Mi pare Piero Chiara dicesse che gli scrittori migliori ambientano le loro storie nella loro terra, nel mondo che conoscono, che sarebbe innaturale che so per un italiano ambientare i propri romanzi nella provincia americana, nelle nevi e i fiordi del nord, o in luoghi esotici che conosce solo per esperienza indiretta. La pensi anche tu così?

Hai citato lo scrittore italiano che più amo. Come potrei non essere d’accordo con lui? Credo che il noir italiano abbia ancora ancora tantissimo da dire, partendo proprio dalla nostra terra. Io mi sono sforzato di scrivere un romanzo italiano ma non “all’italiana”. Senza concessioni al folclore, insomma.

I francesi hanno una grande tradizione di romanzi noir in cui parlano della guerra, della Resistenza, e delle sue ripercussioni nel periodo post bellico, penso a Simenon, Helena, Fajardie. Sei stato influenzato da questa letteratura nella creazione e costruzione del tuo romanzo?

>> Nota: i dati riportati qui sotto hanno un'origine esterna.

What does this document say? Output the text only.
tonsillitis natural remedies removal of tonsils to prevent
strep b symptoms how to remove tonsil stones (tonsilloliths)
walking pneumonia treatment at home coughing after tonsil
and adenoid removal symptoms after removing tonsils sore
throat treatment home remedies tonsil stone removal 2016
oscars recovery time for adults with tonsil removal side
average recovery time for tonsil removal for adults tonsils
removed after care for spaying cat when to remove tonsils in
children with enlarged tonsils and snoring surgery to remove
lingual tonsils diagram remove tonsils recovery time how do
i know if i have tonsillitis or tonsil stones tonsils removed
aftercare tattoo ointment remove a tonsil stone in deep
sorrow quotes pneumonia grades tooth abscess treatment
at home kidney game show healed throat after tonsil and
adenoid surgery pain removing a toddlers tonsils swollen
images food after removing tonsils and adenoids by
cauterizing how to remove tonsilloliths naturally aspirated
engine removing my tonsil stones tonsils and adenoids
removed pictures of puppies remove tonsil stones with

L’atmosfera opprimente, quasi claustrofobica di Case Rosse vorrei tanto somigliasse a quella del villagio in cui Philippe Claudel ambienta lo splendido “Le anime grigie”.

Parlaci del tuo protagonista Roberto Serra e del suo “Appennino”. Uno straniero infondo, un estraneo che turba gli equilibri di una comunità in un certo chiusa, gelosa dei suoi segreti, dei vincoli che li lega. Un elemento in un certo senso disturbante. Era necessario nell’economia del racconto, il suo essere altro?

Lo straniero ha due funzioni: ha una visione imparziale ed è la variabile impazzita che sconvolge i sistemi chiusi. Roberto fa esattamente questo, anche se non ne avrebbe l’intenzione. Non dimentichiamo che lui a Case Rosse va per nascondersi.

Un alito di pietà soffia durante tutta la narrazione, per le vittime, per i colpevoli, per chi ha colpe da scontare, per chi fugge da se stesso e da un passato doloroso. Questa forse è la componente più struggente, sincera. La bambina spinge il protagonista ad andare in un terreno pericoloso come le sabbie mobili. A guardare prima dentro di sé poi nel buio più profondo. E’ stato difficile?

Molto.  Se chi scrive comunque filtra il mondo che crea con la propria visione delle cose, in questo romanzo c’è molto di me. Nel bene e nel male. Ho odiato, scrivendolo. Ho amato, ma meno intensamente. E dopo la prima stesura, in un punto preciso della storia di Sfregio ho anche pianto.

Ti piacerebbe scrivere per il teatro?

A chi devo mandare il curriculum? Scherzi a parte, mi piace scrivere. Scriverei per il teatro, per il cinema…

Stai scrivendo un nuovo romanzo? Puoi anticiparci qualcosa? 

Ho pronto un secondo romanzo con personaggi, ambientazione e trama completamente diversi. Sempre un thriller ma se in “Venti corpi nella neve” il sentimento forte di fondo è il desiderio di vendetta, in questo nuovo è la brama di potere. Molto probabilmente, però, non sarà il prossimo a vedere la luce… da alcune settimane ho iniziato a stendere la seconda avventura di Roberto Serra. Perché io non ho ancora chiuso i conti con le pagine più nere della nostra storia, e Roberto non li ha chiusi col proprio passato.